DEU NO JORNAL

Gazeta do Povo

raul araujo

Ministro do TSE Raul Araújo votou pela absolvição de Bolsonaro

O ministro Raul Araújo votou nesta quinta-feira (29) pela absolvição do ex-presidente Jair Bolsonaro (PL) no julgamento que pode deixá-lo inelegível por oito anos. O ex-presidente é acusado de abuso de poder político e uso indevido de meios de comunicação por uma reunião com embaixadores realizada em julho de 2022. O vice da chapa, Walter Braga Netto, também é réu na ação. Até agora, o placar está em 2 x 1 pela condenação de Bolsonaro e absolvição de Braga Netto.

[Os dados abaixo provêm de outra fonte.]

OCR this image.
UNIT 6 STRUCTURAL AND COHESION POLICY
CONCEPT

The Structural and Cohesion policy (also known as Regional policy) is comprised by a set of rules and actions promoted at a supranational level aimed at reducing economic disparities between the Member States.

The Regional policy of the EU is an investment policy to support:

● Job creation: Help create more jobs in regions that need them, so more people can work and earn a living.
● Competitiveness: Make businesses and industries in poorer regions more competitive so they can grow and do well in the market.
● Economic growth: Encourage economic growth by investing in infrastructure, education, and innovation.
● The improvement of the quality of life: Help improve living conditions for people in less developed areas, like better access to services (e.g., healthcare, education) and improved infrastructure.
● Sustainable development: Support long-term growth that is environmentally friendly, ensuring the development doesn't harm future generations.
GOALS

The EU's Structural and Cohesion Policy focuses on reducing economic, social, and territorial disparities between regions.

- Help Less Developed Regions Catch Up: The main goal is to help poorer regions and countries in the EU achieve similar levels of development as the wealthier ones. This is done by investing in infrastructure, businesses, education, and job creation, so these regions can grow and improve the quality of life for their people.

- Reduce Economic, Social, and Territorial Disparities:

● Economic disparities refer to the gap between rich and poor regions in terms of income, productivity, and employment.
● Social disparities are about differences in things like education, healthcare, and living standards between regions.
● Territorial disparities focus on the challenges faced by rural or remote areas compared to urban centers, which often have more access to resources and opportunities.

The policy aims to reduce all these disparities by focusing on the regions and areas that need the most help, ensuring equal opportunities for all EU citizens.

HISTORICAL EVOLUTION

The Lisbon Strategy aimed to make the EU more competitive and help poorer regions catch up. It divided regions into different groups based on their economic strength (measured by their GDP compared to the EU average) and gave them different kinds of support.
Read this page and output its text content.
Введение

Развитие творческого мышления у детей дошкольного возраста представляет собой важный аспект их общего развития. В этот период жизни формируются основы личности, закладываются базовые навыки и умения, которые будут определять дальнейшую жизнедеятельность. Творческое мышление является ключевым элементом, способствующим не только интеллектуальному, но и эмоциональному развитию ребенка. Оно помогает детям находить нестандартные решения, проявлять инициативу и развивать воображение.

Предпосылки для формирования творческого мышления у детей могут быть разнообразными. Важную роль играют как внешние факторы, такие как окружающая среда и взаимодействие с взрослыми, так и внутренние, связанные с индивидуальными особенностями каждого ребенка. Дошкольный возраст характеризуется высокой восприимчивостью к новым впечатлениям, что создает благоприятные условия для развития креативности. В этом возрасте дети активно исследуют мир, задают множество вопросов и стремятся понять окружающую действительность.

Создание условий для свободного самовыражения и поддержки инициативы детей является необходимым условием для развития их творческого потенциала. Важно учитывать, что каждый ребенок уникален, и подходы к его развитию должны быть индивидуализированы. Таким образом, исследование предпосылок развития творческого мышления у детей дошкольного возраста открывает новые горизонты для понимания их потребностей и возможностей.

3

Araújo abriu divergência em relação ao voto do relator, ministro Benedito Gonçalves, que decidiu pela condenação do ex-presidente. Ao contrário do que Bolsonaro estava esperando, Raul Araújo não pediu a interrupção do julgamento para ter mais tempo para analisar o caso.

O magistrado entendeu que a reunião realizada pelo então pré-candidato à reeleição, em junho de 2022, com embaixadores, na qual teceu críticas às urnas eletrônicas, não representou abuso de poder político e uso indevido dos meios de comunicação. Isso porque ele não acredita que os fatos imputados tivessem a capacidade real de alterar o resultado do processo eleitoral.

Ele também entendeu que a cassação e a inelegibilidade como sendo medidas extremas e excepcionais diante da supremacia do voto popular, que “somente se legitima em conjunturas absolutamente inescapáveis”. Além disso, levou em consideração o período do ocorrido, antes do período propriamente eleitoral, antes do reconhecimento das candidaturas.

“A justiça eleitoral se preza pelo princípio mínima intervenção em favor da soberania do voto popular. Então, é de se perguntar: a referida conduta interferiu no resultado eleitoral?”, destacou.

O ministro Araújo esclareceu em seu voto que os cidadãos têm o direito de preferir e questionar os sistemas de votação atuais, de acordo com a garantia da liberdade de expressão estabelecida na Constituição. “Todos têm a liberdade de optar por aderir a modelos diferentes ou propor alternativas”, disse. Nesse sentido, Bolsonaro apenas teria expressão discussão sobre o voto impresso.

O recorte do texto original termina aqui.